Guide to Robustness Gym: Unifying the NLP Evaluation Landscape

Once the AI/ML model is built, researchers spend a considerable amount of time to come up with different parameters on which that model should be evaluated. Evaluation methods are problem-specific. Recently, Stanford University along with Salesforce Research and UNC-Chapel Hill has proposed a system for the evaluation of NLP pipelines, commonly referred to as Robustness Gym.
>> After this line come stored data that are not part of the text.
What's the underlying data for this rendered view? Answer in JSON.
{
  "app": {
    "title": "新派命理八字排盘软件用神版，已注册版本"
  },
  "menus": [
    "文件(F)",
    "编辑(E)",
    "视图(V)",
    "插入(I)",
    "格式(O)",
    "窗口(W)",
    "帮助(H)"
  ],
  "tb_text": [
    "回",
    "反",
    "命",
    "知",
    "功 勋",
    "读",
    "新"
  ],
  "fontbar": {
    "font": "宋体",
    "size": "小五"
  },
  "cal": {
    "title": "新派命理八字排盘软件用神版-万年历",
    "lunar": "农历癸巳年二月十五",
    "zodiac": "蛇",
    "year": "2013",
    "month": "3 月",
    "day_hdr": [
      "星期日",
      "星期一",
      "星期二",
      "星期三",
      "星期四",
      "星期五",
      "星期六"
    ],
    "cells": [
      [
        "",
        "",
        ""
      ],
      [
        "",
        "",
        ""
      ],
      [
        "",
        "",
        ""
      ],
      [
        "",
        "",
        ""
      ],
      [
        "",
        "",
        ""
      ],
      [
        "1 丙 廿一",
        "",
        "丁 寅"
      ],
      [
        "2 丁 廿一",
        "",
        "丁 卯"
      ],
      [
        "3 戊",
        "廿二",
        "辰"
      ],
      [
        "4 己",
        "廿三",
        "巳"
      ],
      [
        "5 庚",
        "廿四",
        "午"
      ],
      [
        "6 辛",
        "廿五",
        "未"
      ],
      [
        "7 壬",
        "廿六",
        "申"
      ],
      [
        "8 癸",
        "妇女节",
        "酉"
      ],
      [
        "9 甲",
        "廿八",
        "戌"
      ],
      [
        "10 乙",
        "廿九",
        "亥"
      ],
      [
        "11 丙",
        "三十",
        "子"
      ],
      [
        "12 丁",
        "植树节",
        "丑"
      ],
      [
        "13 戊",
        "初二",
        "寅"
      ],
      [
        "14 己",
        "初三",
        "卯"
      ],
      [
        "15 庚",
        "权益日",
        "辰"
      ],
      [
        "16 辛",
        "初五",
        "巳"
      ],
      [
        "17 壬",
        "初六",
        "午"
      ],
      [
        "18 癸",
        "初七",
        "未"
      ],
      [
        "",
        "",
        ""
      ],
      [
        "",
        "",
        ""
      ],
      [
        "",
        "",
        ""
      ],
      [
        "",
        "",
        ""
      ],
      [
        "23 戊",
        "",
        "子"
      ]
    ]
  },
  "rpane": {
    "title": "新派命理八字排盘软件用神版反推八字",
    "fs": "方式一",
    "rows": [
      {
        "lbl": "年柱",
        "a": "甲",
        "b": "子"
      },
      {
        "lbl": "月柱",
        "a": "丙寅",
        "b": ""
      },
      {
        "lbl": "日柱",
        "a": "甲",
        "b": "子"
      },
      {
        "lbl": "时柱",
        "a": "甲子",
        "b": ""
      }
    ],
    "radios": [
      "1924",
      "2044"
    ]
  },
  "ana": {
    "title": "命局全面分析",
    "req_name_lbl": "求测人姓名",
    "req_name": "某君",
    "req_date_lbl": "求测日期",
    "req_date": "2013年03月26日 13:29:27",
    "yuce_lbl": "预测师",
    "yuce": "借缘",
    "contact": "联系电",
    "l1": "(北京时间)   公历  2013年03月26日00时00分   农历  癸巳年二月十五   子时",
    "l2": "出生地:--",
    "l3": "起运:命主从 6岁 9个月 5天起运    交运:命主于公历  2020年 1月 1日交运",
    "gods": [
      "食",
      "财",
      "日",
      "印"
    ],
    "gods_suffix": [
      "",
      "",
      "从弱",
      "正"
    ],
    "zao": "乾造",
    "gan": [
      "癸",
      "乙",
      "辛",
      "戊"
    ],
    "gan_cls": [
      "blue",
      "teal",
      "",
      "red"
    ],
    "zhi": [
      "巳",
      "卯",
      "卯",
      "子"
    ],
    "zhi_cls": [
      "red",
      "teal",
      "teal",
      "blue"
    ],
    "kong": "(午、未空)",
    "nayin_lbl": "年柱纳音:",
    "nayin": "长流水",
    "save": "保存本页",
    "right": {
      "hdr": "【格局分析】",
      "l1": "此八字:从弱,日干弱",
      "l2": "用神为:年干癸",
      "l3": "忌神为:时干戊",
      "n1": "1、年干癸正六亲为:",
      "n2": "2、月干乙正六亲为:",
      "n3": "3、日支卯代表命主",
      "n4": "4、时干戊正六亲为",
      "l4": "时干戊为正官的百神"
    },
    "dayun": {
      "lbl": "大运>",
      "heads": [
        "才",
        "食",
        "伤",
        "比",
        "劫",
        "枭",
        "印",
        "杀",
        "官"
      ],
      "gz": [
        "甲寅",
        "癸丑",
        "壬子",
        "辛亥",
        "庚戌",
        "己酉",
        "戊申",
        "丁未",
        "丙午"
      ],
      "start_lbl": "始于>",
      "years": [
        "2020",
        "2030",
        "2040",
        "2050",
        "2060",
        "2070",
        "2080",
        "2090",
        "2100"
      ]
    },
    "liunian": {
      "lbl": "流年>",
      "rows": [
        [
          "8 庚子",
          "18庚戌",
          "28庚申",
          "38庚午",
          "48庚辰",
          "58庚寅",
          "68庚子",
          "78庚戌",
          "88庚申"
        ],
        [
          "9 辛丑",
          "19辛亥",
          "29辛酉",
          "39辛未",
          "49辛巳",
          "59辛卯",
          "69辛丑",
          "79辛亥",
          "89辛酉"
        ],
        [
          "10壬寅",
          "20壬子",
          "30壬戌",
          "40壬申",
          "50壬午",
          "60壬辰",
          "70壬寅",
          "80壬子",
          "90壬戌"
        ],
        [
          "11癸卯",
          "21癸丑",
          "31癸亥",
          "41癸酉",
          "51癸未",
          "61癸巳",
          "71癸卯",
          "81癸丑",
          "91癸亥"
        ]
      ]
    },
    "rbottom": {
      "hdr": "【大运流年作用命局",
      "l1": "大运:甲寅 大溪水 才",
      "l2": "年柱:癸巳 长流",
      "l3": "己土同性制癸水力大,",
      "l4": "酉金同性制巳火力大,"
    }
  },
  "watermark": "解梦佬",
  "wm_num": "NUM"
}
This framework was first submitted as a research paper: Robustness Gym: Unifying the NLP Evaluation Landscape, to ArXiV on January 13, 2021, by Karan Goel, Nazneen Rajani, Jesse Vig, Samson Tan, Jason Wu, Stephan Zheng, Caiming Xiong, Mohit Bansal, Christopher Ré.

Robustness Gym is a simple python toolkit for evaluating the NLP systems systematically and it works across multiple idioms, dealing with data errors, distribution change, biasness, etc. The following are problems that are being focussed on by this framework.

The paradox of choice: Given a particular problem and its specification, what type of evaluation to be run like biasness, generalization, etc
Idiomatic Lock-In: Once the Paradox of choice is selected, Idiomatic Lock-In refers to the choice of tool to execute it. Four of the unique evaluation idioms in the existing toolkits are —subpopulations, transformations, adversarial attacks and evaluation sets.
Workflow Fragmentation: It refers to keeping track of all the progress by saving all the data and generating reports.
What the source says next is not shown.